For every sharp one-liner about a pampered college football team that's "so corrupt it could use its yearbook photos as mug shots," there's a brain-numbing plot development that's straight out of a desperate sitcom.
The movie begins just as this team has been expelled and Texas State University is searching for "real students" to replace them and keep the school clean of scandal. It might have been more fun if the filmmakers had spent a few minutes with the colorful bad guys.
Scott Bakula, the Emmy-nominated star of "Quantum Leap," plays a chain-smoking, 34-year-old farmer who is recruited to become a freshman quarterback by the new team's assistant coach (Robert Loggia).
Joining "the only quarterback who was alive when the Beatles were still together" are an astronomy teacher (Sinbad), a student with connections (Jason Bateman), an athlete with more heart than leg power (Andrew Lauer) and one woman (Kathy Ireland) who becomes the team's placekicker.
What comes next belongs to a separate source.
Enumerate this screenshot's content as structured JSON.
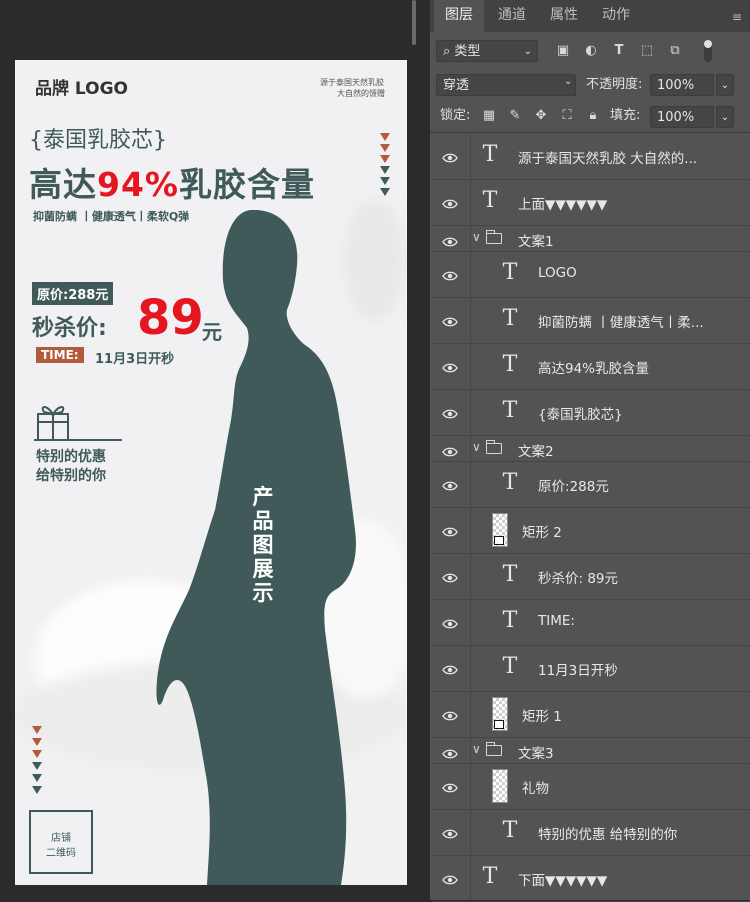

Hector Elizondo plays the coach hired to keep the team squeaky-clean. Larry Miller is his chief nemesis: a prissy, football-hating dean who is forever lurking around, trying to prove that "eternal vigilance is the price of integrity."
Unfortunately, director Stan Dragoti ("She's Out of Control") keeps too much of the film on this cartoonish level, and the script is virtually a list of contrivances (an apparent heart attack, a trumped-up falling-out between Bakula and Elizondo) and missed opportunities.
Bakula's romance with a journalism teacher (Harley Jane Kozak) is routine, and offbeat team players such as Lauer and Ireland are introduced only to be forgotten. Almost everyone in the cast has been seen to better advantage elsewhere.